Las puertas ante las que pasó cuando iba hacia la escalera estaban abiertas y dejaban ver el propósito final de la casa. En cada habitación había hileras de camas, y en cada una de ellas, envuelto en sábanas sucias, yacía un cuerpo que era ya más esqueleto que cadáver. Entre las camas, y desplomados sobre ellas, había otros cuerpos que llevaban el hábito blanco de las hermanas de Shallya; al parecer, habían sucumbido a la plaga cuando aún desempeñaban sus funciones. Ulrika se preguntó si se habrían ofrecido como voluntarias para que las encerraran con sus pacientes o si habrían caído enfermas mientras los trataban y abandonadas junto con el resto. No lo sabía, pero se sintió conmovida por la nobleza de unas mujeres capaces de continuar ayudando a otros después de haber sido condenadas a la misma muerte que ellos.
Entró en la escalera y alzó la mirada hacia el primer piso. Una luz amarilla y unas sombras que se movían sobre las paredes le indicaron que la persona de arriba tenía un farol. A continuación, la luz desapareció de repente y los pasos se amortiguaron. La persona había entrado en una habitación. Perfecto.
Ulrika subió sigilosa y rápidamente por la escalera, manteniéndose pegada a la pared, donde los escalones crujirían menos, y llegó al rellano. Una puerta daba acceso al corredor del primer piso, mientras que la escalera continuaba zigzagueando hacia los pisos supervisores. Se acuclilló ante la puerta del corredor y escuchó.

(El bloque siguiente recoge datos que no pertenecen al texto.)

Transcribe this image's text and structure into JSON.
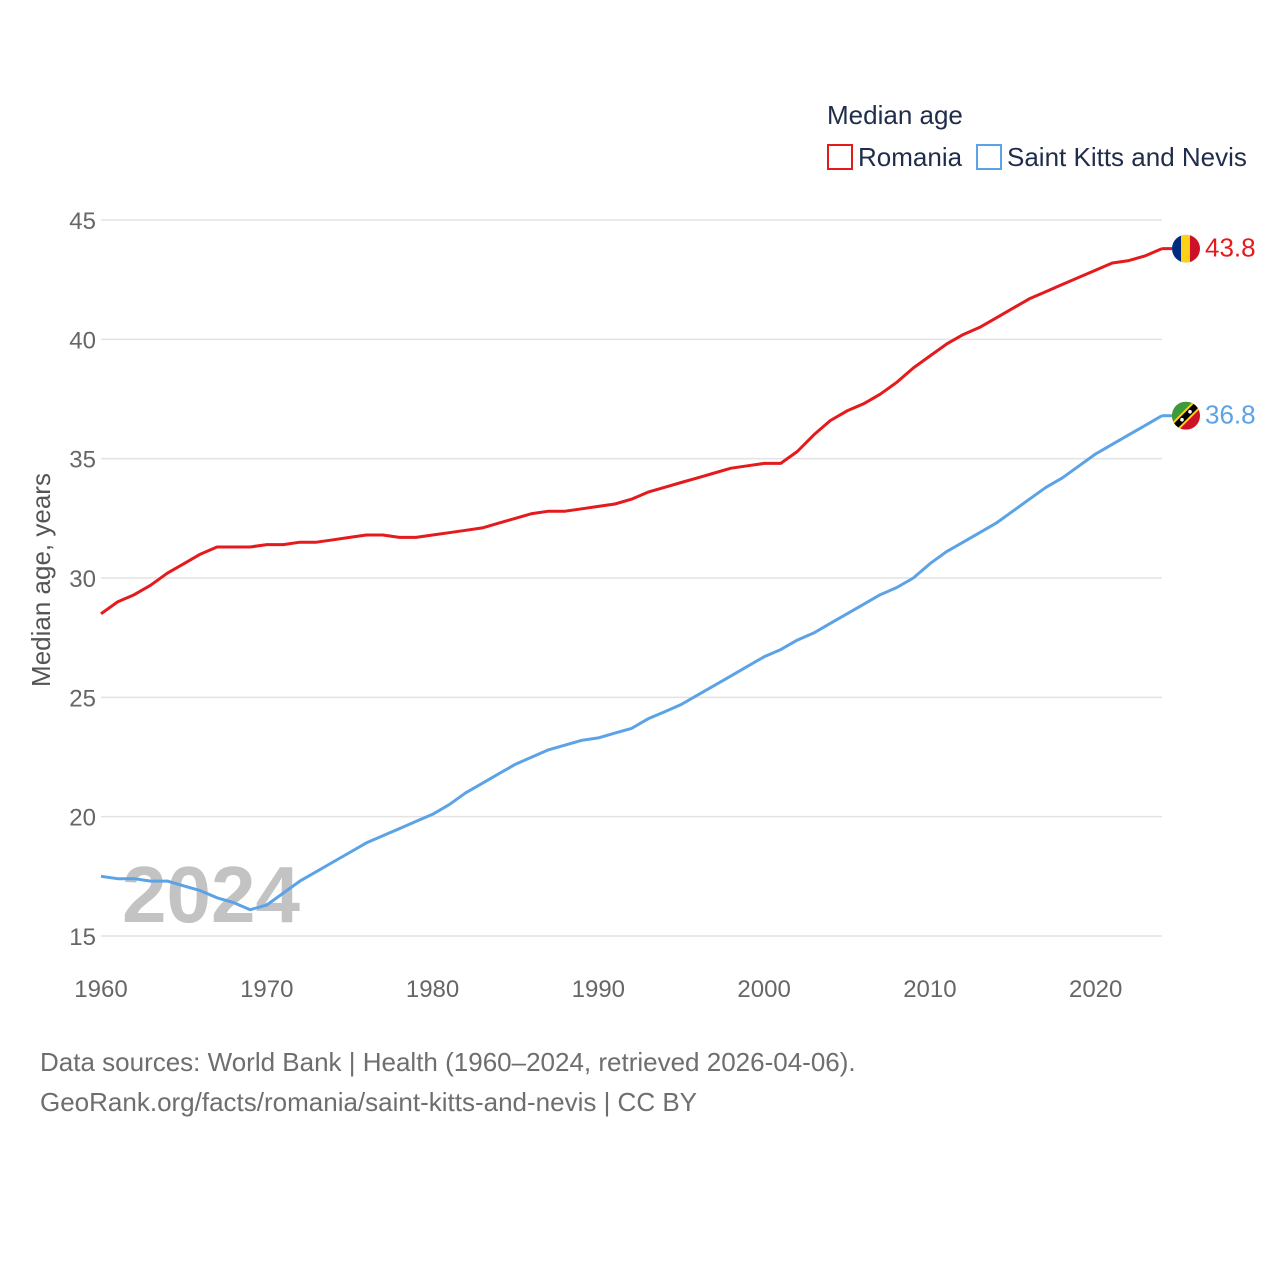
{
  "chart_data": {
    "type": "line",
    "title": "Median age",
    "ylabel": "Median age, years",
    "xlabel": "",
    "xlim": [
      1960,
      2024
    ],
    "ylim": [
      15,
      45
    ],
    "yticks": [
      15,
      20,
      25,
      30,
      35,
      40,
      45
    ],
    "xticks": [
      1960,
      1970,
      1980,
      1990,
      2000,
      2010,
      2020
    ],
    "grid": true,
    "legend_position": "top-right",
    "year_watermark": "2024",
    "x": [
      1960,
      1961,
      1962,
      1963,
      1964,
      1965,
      1966,
      1967,
      1968,
      1969,
      1970,
      1971,
      1972,
      1973,
      1974,
      1975,
      1976,
      1977,
      1978,
      1979,
      1980,
      1981,
      1982,
      1983,
      1984,
      1985,
      1986,
      1987,
      1988,
      1989,
      1990,
      1991,
      1992,
      1993,
      1994,
      1995,
      1996,
      1997,
      1998,
      1999,
      2000,
      2001,
      2002,
      2003,
      2004,
      2005,
      2006,
      2007,
      2008,
      2009,
      2010,
      2011,
      2012,
      2013,
      2014,
      2015,
      2016,
      2017,
      2018,
      2019,
      2020,
      2021,
      2022,
      2023,
      2024
    ],
    "series": [
      {
        "name": "Romania",
        "color": "#e41a1c",
        "end_label": "43.8",
        "flag": "romania-flag",
        "values": [
          28.5,
          29.0,
          29.3,
          29.7,
          30.2,
          30.6,
          31.0,
          31.3,
          31.3,
          31.3,
          31.4,
          31.4,
          31.5,
          31.5,
          31.6,
          31.7,
          31.8,
          31.8,
          31.7,
          31.7,
          31.8,
          31.9,
          32.0,
          32.1,
          32.3,
          32.5,
          32.7,
          32.8,
          32.8,
          32.9,
          33.0,
          33.1,
          33.3,
          33.6,
          33.8,
          34.0,
          34.2,
          34.4,
          34.6,
          34.7,
          34.8,
          34.8,
          35.3,
          36.0,
          36.6,
          37.0,
          37.3,
          37.7,
          38.2,
          38.8,
          39.3,
          39.8,
          40.2,
          40.5,
          40.9,
          41.3,
          41.7,
          42.0,
          42.3,
          42.6,
          42.9,
          43.2,
          43.3,
          43.5,
          43.8
        ]
      },
      {
        "name": "Saint Kitts and Nevis",
        "color": "#5ba3e6",
        "end_label": "36.8",
        "flag": "saint-kitts-and-nevis-flag",
        "values": [
          17.5,
          17.4,
          17.4,
          17.3,
          17.3,
          17.1,
          16.9,
          16.6,
          16.4,
          16.1,
          16.3,
          16.8,
          17.3,
          17.7,
          18.1,
          18.5,
          18.9,
          19.2,
          19.5,
          19.8,
          20.1,
          20.5,
          21.0,
          21.4,
          21.8,
          22.2,
          22.5,
          22.8,
          23.0,
          23.2,
          23.3,
          23.5,
          23.7,
          24.1,
          24.4,
          24.7,
          25.1,
          25.5,
          25.9,
          26.3,
          26.7,
          27.0,
          27.4,
          27.7,
          28.1,
          28.5,
          28.9,
          29.3,
          29.6,
          30.0,
          30.6,
          31.1,
          31.5,
          31.9,
          32.3,
          32.8,
          33.3,
          33.8,
          34.2,
          34.7,
          35.2,
          35.6,
          36.0,
          36.4,
          36.8
        ]
      }
    ]
  },
  "source": {
    "line1": "Data sources: World Bank | Health (1960–2024, retrieved 2026-04-06).",
    "line2": "GeoRank.org/facts/romania/saint-kitts-and-nevis | CC BY"
  }
}
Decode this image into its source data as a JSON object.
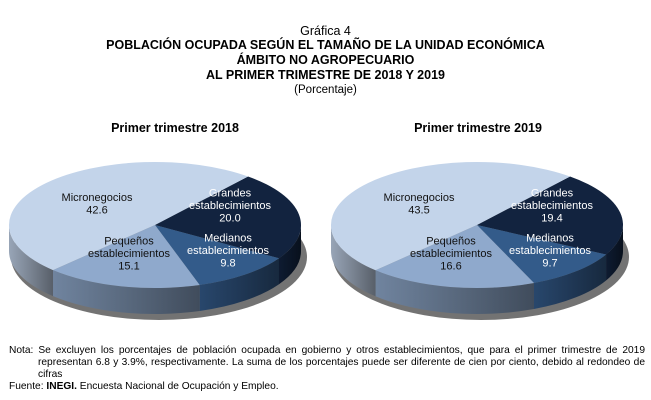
{
  "header": {
    "figure_number": "Gráfica 4",
    "title_line1": "POBLACIÓN OCUPADA SEGÚN EL TAMAÑO DE LA UNIDAD ECONÓMICA",
    "title_line2": "ÁMBITO NO AGROPECUARIO",
    "title_line3": "AL PRIMER TRIMESTRE DE 2018 Y 2019",
    "unit": "(Porcentaje)"
  },
  "chart_data": [
    {
      "type": "pie",
      "title": "Primer trimestre  2018",
      "slices": [
        {
          "label_lines": [
            "Grandes",
            "establecimientos"
          ],
          "value": 20.0,
          "value_text": "20.0",
          "color": "#12233f",
          "text_color": "#ffffff"
        },
        {
          "label_lines": [
            "Medianos",
            "establecimientos"
          ],
          "value": 9.8,
          "value_text": "9.8",
          "color": "#335b8a",
          "text_color": "#ffffff"
        },
        {
          "label_lines": [
            "Pequeños",
            "establecimientos"
          ],
          "value": 15.1,
          "value_text": "15.1",
          "color": "#8fa9cc",
          "text_color": "#111111"
        },
        {
          "label_lines": [
            "Micronegocios"
          ],
          "value": 42.6,
          "value_text": "42.6",
          "color": "#c3d4ea",
          "text_color": "#111111"
        }
      ]
    },
    {
      "type": "pie",
      "title": "Primer trimestre  2019",
      "slices": [
        {
          "label_lines": [
            "Grandes",
            "establecimientos"
          ],
          "value": 19.4,
          "value_text": "19.4",
          "color": "#12233f",
          "text_color": "#ffffff"
        },
        {
          "label_lines": [
            "Medianos",
            "establecimientos"
          ],
          "value": 9.7,
          "value_text": "9.7",
          "color": "#335b8a",
          "text_color": "#ffffff"
        },
        {
          "label_lines": [
            "Pequeños",
            "establecimientos"
          ],
          "value": 16.6,
          "value_text": "16.6",
          "color": "#8fa9cc",
          "text_color": "#111111"
        },
        {
          "label_lines": [
            "Micronegocios"
          ],
          "value": 43.5,
          "value_text": "43.5",
          "color": "#c3d4ea",
          "text_color": "#111111"
        }
      ]
    }
  ],
  "footer": {
    "note_prefix": "Nota: ",
    "note_text": "Se excluyen los porcentajes de población ocupada en gobierno y otros establecimientos, que para el primer trimestre de 2019 representan 6.8 y 3.9%, respectivamente. La suma de los porcentajes puede ser diferente de cien por ciento, debido al redondeo de cifras",
    "source_prefix": "Fuente: ",
    "source_org": "INEGI.",
    "source_text": " Encuesta Nacional de Ocupación y Empleo."
  }
}
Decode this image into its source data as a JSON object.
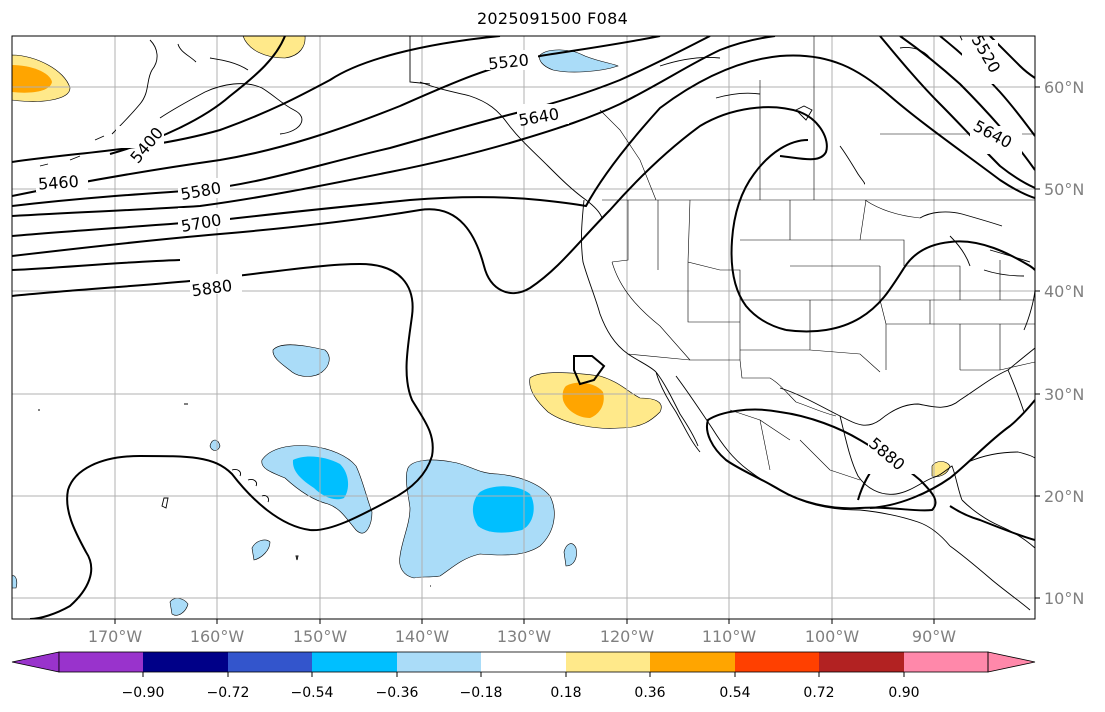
{
  "title": "2025091500 F084",
  "map": {
    "lon_labels": [
      "170°W",
      "160°W",
      "150°W",
      "140°W",
      "130°W",
      "120°W",
      "110°W",
      "100°W",
      "90°W"
    ],
    "lat_labels": [
      "60°N",
      "50°N",
      "40°N",
      "30°N",
      "20°N",
      "10°N"
    ],
    "contour_labels": [
      "5520",
      "5640",
      "5400",
      "5460",
      "5580",
      "5700",
      "5880",
      "5520",
      "5640",
      "5880"
    ],
    "contour_color": "#000000",
    "coast_color": "#000000",
    "grid_color": "#b0b0b0"
  },
  "colorbar": {
    "ticks": [
      "−0.90",
      "−0.72",
      "−0.54",
      "−0.36",
      "−0.18",
      "0.18",
      "0.36",
      "0.54",
      "0.72",
      "0.90"
    ],
    "colors": [
      "#9933cc",
      "#000088",
      "#3355cc",
      "#00bfff",
      "#aadcf8",
      "#ffffff",
      "#ffe98a",
      "#ffa500",
      "#ff4000",
      "#b22222",
      "#ff88aa"
    ]
  }
}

Los pasos volvían a hacerse más sonoros y la luz más brillante. La presa estaba saliendo de la habitación en la que había entrado. Volvió a deslizarse hacia la oscuridad de la escalera para esperar a que entrara en otra habitación, pero no lo hizo. La luz se aproximó. Se acercaba por el corredor.
Ella se apartó más y subió los primeros escalones del tramo que ascendía al piso siguiente al tiempo que aferraba el sable con fuerza, preparada para saltar.
La luz y los pasos se detuvieron justo más allá de la escalera, y Ulrika oyó que el hombre se volvía hacia uno y otro lado, como si sopesara las opciones. Inhaló cuando le llegó su olor, y entonces quedó inmóvil al reconocerlo. ¡Era el templario cazador de brujas! ¡El de las cloacas!
Dio un involuntario paso atrás. ¿Qué debía hacer? ¿Huir? ¿Matarlo? ¿Debía interrogarlo?
El cazador de brujas entró en la escalera al tiempo que alzaba el farol para ascender al piso siguiente, y entonces se detuvo en seco y se quedó mirando fijamente a Ulrika, que estaba acuclillada sobre los escalones.
—Vos —dijo.
Ulrika tragó saliva.
—Templario Holmann —respondió—. Nos volvemos a encontrar.